In the late ’70s, she was in college, studying chemical engineering at the University of Colorado, and she said alternative forms of energy were the hot thing to work on. “I was working in a hydrogen catalysis lab in undergrad. Now, we're talking about hydrogen again, as if we weren't talking about it 50 years ago, which is kind of crazy,” she said. Gordon was working on ways to store hydrogen.
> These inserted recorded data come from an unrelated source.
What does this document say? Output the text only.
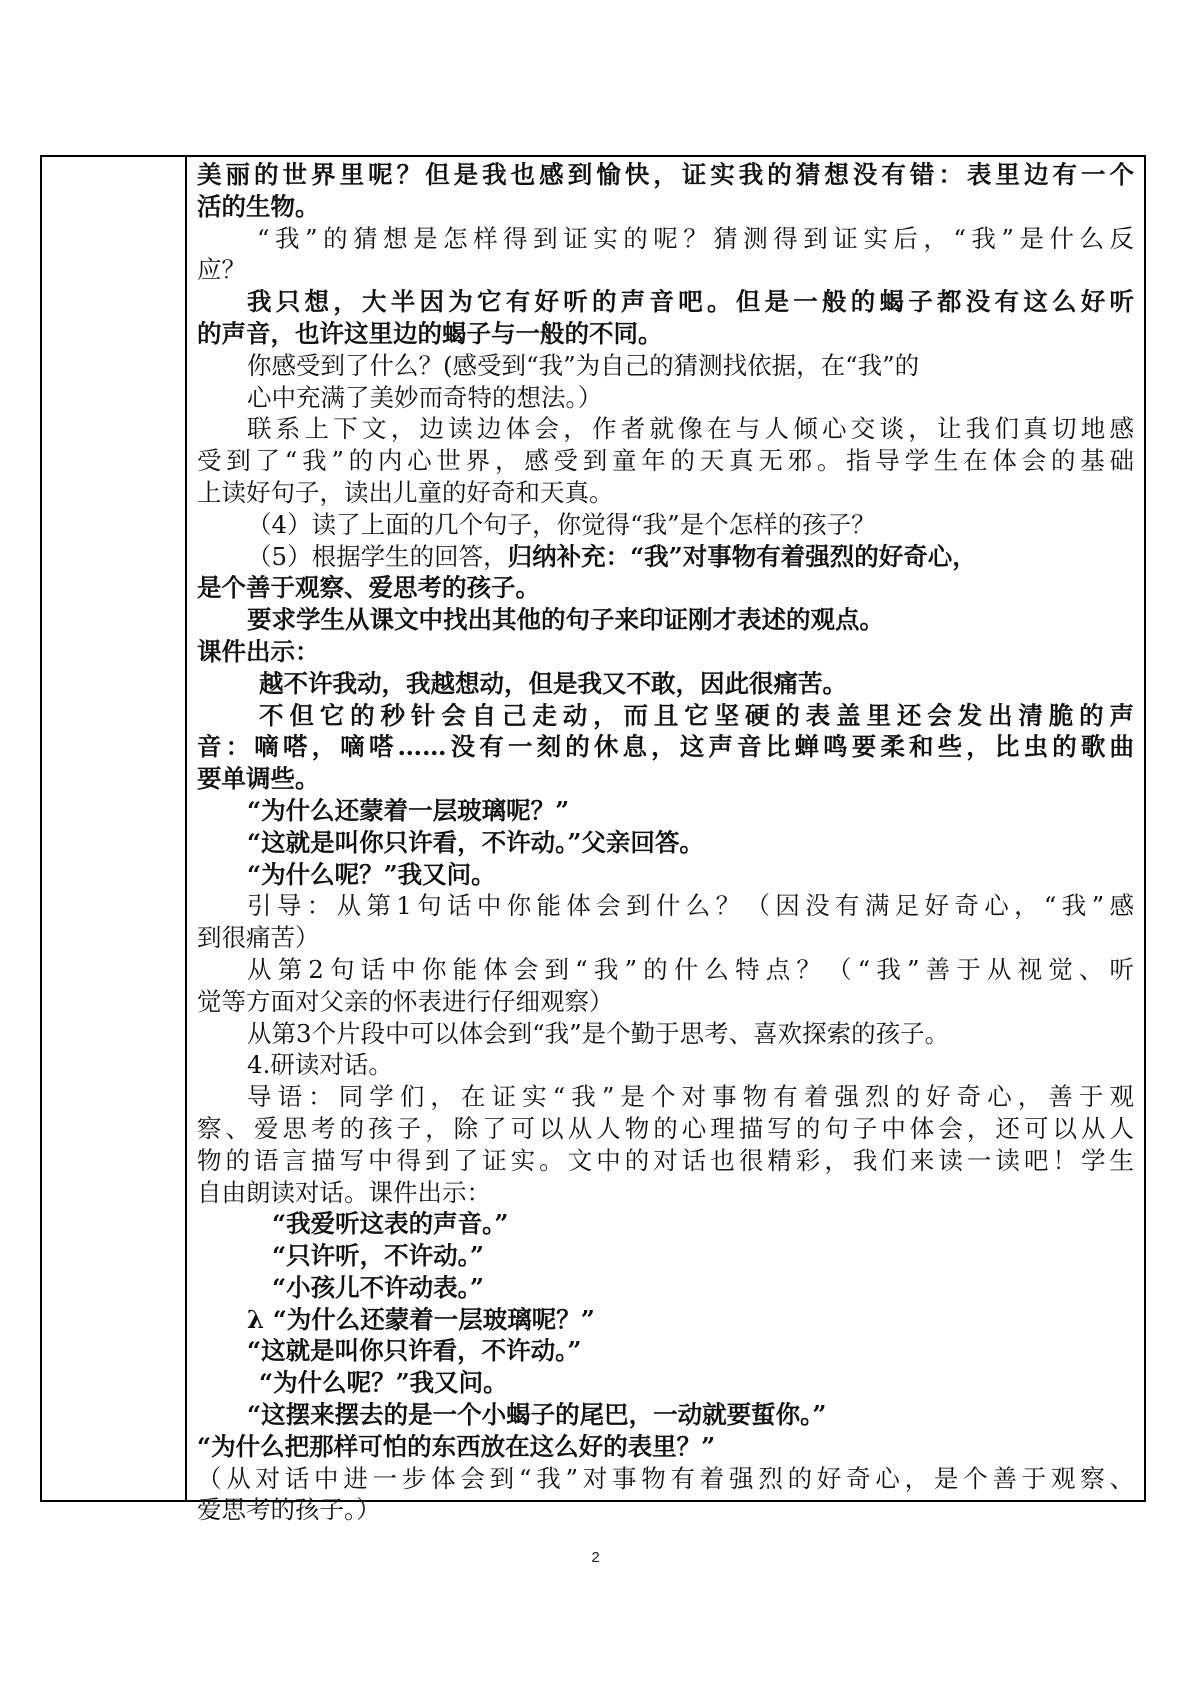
美丽的世界里呢？但是我也感到愉快，证实我的猜想没有错：表里边有一个
活的生物。
“我”的猜想是怎样得到证实的呢？猜测得到证实后，“我”是什么反
应？
我只想，大半因为它有好听的声音吧。但是一般的蝎子都没有这么好听
的声音，也许这里边的蝎子与一般的不同。
你感受到了什么？(感受到“我”为自己的猜测找依据，在“我”的
心中充满了美妙而奇特的想法。）
联系上下文，边读边体会，作者就像在与人倾心交谈，让我们真切地感
受到了“我”的内心世界，感受到童年的天真无邪。指导学生在体会的基础
上读好句子，读出儿童的好奇和天真。
（4）读了上面的几个句子，你觉得“我”是个怎样的孩子？
（5）根据学生的回答，归纳补充：“我”对事物有着强烈的好奇心，
是个善于观察、爱思考的孩子。
要求学生从课文中找出其他的句子来印证刚才表述的观点。
课件出示：
越不许我动，我越想动，但是我又不敢，因此很痛苦。
不但它的秒针会自己走动，而且它坚硬的表盖里还会发出清脆的声
音：嘀嗒，嘀嗒……没有一刻的休息，这声音比蝉鸣要柔和些，比虫的歌曲
要单调些。
“为什么还蒙着一层玻璃呢？”
“这就是叫你只许看，不许动。”父亲回答。
“为什么呢？”我又问。
引导：从第1句话中你能体会到什么？（因没有满足好奇心，“我”感
到很痛苦）
从第2句话中你能体会到“我”的什么特点？（“我”善于从视觉、听
觉等方面对父亲的怀表进行仔细观察）
从第3个片段中可以体会到“我”是个勤于思考、喜欢探索的孩子。
4.研读对话。
导语：同学们，在证实“我”是个对事物有着强烈的好奇心，善于观
察、爱思考的孩子，除了可以从人物的心理描写的句子中体会，还可以从人
物的语言描写中得到了证实。文中的对话也很精彩，我们来读一读吧！学生
自由朗读对话。课件出示：
“我爱听这表的声音。”
“只许听，不许动。”
“小孩儿不许动表。”
λ “为什么还蒙着一层玻璃呢？”
“这就是叫你只许看，不许动。”
“为什么呢？”我又问。
“这摆来摆去的是一个小蝎子的尾巴，一动就要蜇你。”
“为什么把那样可怕的东西放在这么好的表里？”
（从对话中进一步体会到“我”对事物有着强烈的好奇心，是个善于观察、
爱思考的孩子。）
2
This was one of many ideas people were exploring.
“People were trying everything they could,” said Cyrus Mody, who studies the history of science, technology, and innovation at Maastricht University in the Netherlands. “They were putting money into wind, solar, regular nuclear fission, biofuels, fuel cells, you name it.”
Mody said there was research being done by oil companies — but also, any company that could try to gin up some energy using whatever it had, went for it. “Aerospace companies were getting into it,” said Mody. “So, Grumman, for instance, got into wind power. Some of the satellite companies got into solar power because they already had some expertise in that.” Even the potato brand Ore-Ida, maker of Tater Tots, according to
a news report from 1979, was trying to figure out how it could get into geothermal energy, using its land in the Pacific Northwest.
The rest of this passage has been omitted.